It seems Meltano replicate tables one by one, is ...
# best-practices
l
It seems Meltano replicate tables one by one, is it possible to process multiple tables in parallel?
a
I was just digging into this
So Meltano runs singer taps and targets A single tap uses a fd (stdout) piped to a single targets fd (stdin). So even if a tap is running with 20 tables selected, they are all going through the same fd. Singer supports getting messages in any order so long as a schema message precedes a stream. So if you think, BFS (breadth first search), correlate that to the fact a tap could stream all of its streams "simultaneously" but ultimately really just alternating stream messages Or DFS (depth first search) if we follow the comparison where a tap streams a single stream to completion then the next. At the end of the day it's all going through the same proverbial pipe. So it doesn't really matter.
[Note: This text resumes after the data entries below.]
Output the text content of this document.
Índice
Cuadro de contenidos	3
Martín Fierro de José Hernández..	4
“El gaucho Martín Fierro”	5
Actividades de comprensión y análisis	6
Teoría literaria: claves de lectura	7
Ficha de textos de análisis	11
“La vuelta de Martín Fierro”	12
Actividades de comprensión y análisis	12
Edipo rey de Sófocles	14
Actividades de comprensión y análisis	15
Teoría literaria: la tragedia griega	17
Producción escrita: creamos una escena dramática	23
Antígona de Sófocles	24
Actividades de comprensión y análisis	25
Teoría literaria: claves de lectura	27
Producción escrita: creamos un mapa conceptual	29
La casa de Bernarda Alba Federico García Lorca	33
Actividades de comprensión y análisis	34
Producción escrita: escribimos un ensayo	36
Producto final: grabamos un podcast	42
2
True parallelism (single or multi node) comes from multiple processes And that means taking a single tap-xxx target-yyy and partitioning the selected streams Then executing the partitions simultaneously if supported by target/dest
a
The other solution might be BATCH records (where tap send filename with a lot of rows from one stream), in theory it would be possible to fetch several streams simultaneously on the tap side and upload simultaneously on the target side.
BATCH records are in the works in singer_sdk now if I'm not mistaken.